Сам того не желая, я прикидываю: до леса не так уж и далеко, можно успеть! Лес не велик, но он плотный, густой, там легко рассредоточиться взводу, даже роте. А вот на равнине, в пойме протекающей здесь речушки, пехоте придется трудно...

Шагаю с утра на работу. Иду по улицам большого уральского города, вижу, полным ходом ведутся работы по газофикации. Трубоукладчики роют глубокие траншеи, отбойными молотками дружно вспарывая мостовую. Дробно стучат молотки, а мне явственно слышится треск пулеметных очередей; так и кажется: совсем близко, рядом со мной работают пулеметчики...

Сегодня, как и много-много лет назад, я заново, уже во второй раз — только теперь уже в воспоминаниях — переживаю войну. Я слышу, вижу ее. Далекие военные годы, словно птицы, проносятся над головой, шумят, как знамена...

Но, может быть, хватит о войне?

Не следовало ли продолжить воспоминания, рассказав хотя бы коротко о первых, самых первых днях мира? Разве можно так вот и не упомянуть об этой замечательнейшей, счастливейшей поре, когда мы были еще так молоды? И когда еще такой яркой, такой молодой была сама наша победа?

Все жили тогда под впечатлением этой победы. Радовались, что уцелели, остались живы, гордились, что отвоевали мир.

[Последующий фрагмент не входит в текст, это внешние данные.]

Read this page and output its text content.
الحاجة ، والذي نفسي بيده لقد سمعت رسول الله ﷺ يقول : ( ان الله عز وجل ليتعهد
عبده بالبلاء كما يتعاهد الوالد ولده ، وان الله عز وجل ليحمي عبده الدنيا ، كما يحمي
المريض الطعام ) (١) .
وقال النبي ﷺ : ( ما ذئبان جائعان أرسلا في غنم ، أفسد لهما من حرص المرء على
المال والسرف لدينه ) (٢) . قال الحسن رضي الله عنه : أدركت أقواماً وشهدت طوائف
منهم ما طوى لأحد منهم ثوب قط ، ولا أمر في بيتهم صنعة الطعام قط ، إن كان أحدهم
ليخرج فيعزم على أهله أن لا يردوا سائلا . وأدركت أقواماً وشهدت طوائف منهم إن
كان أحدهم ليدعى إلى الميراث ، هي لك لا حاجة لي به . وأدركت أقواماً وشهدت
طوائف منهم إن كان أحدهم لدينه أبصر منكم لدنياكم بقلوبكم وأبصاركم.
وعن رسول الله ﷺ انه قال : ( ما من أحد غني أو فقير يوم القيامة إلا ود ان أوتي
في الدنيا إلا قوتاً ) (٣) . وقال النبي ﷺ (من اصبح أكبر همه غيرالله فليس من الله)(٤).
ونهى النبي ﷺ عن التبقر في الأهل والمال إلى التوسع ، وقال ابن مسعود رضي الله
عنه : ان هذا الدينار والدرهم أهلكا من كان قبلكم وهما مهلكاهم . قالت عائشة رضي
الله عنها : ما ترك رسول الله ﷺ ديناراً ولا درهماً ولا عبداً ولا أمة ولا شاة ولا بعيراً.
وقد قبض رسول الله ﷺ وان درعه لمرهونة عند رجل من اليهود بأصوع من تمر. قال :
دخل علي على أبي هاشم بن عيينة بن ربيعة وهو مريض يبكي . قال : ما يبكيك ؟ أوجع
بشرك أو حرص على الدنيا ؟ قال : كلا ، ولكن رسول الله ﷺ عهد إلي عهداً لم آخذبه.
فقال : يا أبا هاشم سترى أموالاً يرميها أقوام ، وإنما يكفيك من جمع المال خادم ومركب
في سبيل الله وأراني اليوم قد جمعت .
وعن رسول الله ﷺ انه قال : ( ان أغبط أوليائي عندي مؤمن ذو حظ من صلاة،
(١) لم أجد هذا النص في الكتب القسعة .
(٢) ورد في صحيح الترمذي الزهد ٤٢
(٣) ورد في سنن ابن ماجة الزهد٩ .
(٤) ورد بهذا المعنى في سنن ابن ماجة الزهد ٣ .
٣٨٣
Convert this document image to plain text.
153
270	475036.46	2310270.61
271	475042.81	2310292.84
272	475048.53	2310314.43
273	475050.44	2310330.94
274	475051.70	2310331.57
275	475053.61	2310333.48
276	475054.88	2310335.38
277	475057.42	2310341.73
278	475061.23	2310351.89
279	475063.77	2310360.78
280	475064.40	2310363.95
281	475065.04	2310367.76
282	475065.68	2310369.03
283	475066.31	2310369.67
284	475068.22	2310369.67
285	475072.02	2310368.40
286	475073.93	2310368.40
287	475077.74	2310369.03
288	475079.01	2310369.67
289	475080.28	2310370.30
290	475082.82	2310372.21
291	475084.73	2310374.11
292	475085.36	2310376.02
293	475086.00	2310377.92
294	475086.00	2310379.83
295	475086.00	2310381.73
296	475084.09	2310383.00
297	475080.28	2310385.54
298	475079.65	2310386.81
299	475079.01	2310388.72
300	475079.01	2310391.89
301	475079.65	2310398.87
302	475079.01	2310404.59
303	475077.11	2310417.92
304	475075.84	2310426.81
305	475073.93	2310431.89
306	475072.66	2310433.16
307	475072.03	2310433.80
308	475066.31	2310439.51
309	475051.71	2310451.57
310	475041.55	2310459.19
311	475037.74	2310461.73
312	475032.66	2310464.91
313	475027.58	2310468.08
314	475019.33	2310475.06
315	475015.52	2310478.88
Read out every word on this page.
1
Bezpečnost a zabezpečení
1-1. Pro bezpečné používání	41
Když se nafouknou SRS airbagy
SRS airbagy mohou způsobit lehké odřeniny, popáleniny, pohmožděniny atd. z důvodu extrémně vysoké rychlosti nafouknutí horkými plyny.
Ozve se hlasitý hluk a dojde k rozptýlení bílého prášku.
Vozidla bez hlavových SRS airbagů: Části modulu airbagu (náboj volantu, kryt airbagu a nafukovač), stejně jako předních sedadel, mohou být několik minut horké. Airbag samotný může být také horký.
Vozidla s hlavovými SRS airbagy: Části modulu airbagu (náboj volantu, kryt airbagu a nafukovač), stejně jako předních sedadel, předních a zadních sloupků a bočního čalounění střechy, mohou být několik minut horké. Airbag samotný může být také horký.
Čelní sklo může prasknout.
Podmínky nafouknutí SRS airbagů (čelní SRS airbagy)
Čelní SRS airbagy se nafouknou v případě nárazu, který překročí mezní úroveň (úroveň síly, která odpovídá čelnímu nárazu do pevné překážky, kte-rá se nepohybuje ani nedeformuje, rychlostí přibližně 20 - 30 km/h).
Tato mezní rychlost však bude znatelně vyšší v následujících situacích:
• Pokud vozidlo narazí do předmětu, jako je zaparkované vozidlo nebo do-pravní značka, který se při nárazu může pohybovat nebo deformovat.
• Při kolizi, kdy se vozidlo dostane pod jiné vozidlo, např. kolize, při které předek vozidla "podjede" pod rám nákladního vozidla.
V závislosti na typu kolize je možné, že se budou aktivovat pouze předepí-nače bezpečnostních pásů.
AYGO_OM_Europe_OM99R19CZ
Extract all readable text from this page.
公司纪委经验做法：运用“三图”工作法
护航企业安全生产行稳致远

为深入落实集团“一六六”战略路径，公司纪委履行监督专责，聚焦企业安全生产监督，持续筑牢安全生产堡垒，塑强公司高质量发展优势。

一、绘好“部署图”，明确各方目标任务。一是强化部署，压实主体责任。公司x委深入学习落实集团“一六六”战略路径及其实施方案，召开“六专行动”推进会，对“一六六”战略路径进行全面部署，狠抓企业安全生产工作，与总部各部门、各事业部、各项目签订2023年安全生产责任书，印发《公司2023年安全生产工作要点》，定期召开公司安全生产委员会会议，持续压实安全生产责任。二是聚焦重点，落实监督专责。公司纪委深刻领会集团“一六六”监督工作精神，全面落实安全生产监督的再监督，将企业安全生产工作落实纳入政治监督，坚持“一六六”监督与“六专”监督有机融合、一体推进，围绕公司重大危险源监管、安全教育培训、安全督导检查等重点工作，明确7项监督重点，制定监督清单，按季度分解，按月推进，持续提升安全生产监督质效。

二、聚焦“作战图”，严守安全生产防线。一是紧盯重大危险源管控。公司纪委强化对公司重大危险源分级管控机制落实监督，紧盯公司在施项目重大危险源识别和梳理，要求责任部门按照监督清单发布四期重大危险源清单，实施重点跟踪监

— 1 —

Наверное, это были лучшие годы нашей жизни, и за всплеском всеобщей радости, всеобщим ликованием мы как-то не сразу начали понимать, как много потеряно нами, потеряно безвозвратно. Горечь утрат, скорбь о тех, кто должен бы сейчас быть рядом с нами, но кого нет, кого так сильно всем не хватает — это пришло потом.

А может, стоило рассказать подробнее о Корее? Посвятить хотя бы еще несколько страниц этой прекрасной земле Чосен, стране чудес, стране тишины и спокойствия, стране утренней свежести? Какими только удивительными словами не называют свой край корейцы! Мне есть что поведать об этой полулегендарной, почти мифической стране, в которой я уже после войны прослужил без малого два года.

А не вспомнить ли о «Новгороде»? О большом океанском, типа «Либерти», пароходе в десять тысяч тонн водоизмещением, одном из тех, какие поставлялись нам в войну Америкой по ленд-лизу?

Грузовые «Либерти» были цельносварными, изготовленными без единой заклепки — по тем временам это считалось выдающимся достижением техники. На одном-то из них, названном «Новгород», в апреле 1947 года я вместе с двумя тысячами таких же, как и сам, солдат во второй раз, только теперь в обратном направлении, пересек Японское море.

Пароход держал путь к берегам России. Посьет был первым уголком родной земли, на которую после таких долгих лет разлуки мы ступили; день, когда это произошло, навсегда остался одним из самых счастливейших в нашей жизни.

А тот заветный, разукрашенный зелеными ветками эшелон, шумный, развеселый, в котором развозились по домам демобилизованные солдаты?

С песнями, с музыкой, на какую только были способны все наши баяны и аккордеоны, летел тот эшелон через всю страну с востока на запад. «Пятьсот — веселый!» — говорит ли это название что-нибудь тем, кому сегодня исполнилось двадцать?

Я мог бы написать обо всем упомянутом, и все это было бы об одном — о любви.

О любви?

Да, о великой беззаветной любви к самому дорогому, что только может быть у человека — к своей Родине.

Я знаю: есть люди, сограждане, которые и сегодня, более полувека спустя после свершения Великой Октябрьской революции, и более четверти века после Победы в Великой Отечественной войне, стесняются говорить о любви к Отечеству.

Стесняются — чего?

Любви?

Отечества? 

Солдат говорит открыто. Он не стыдится своей верности.

Торжественно и во всеуслышание перед лицом своих товарищей по оружию он дал слово, поклялся быть честным, дисциплинированным, бдительным бойцом, готовым по первому зову партии и правительства выступить на защиту своей Родины — Союза Советских Социалистических Республик, и как воин Советской Армии защищать ее мужественно и умело, с достоинством и честью, не щадя ни своей крови, ни самой жизни для достижения полной победы над врагами.

Все объясняющими этими словами из военной присяги я и заканчиваю.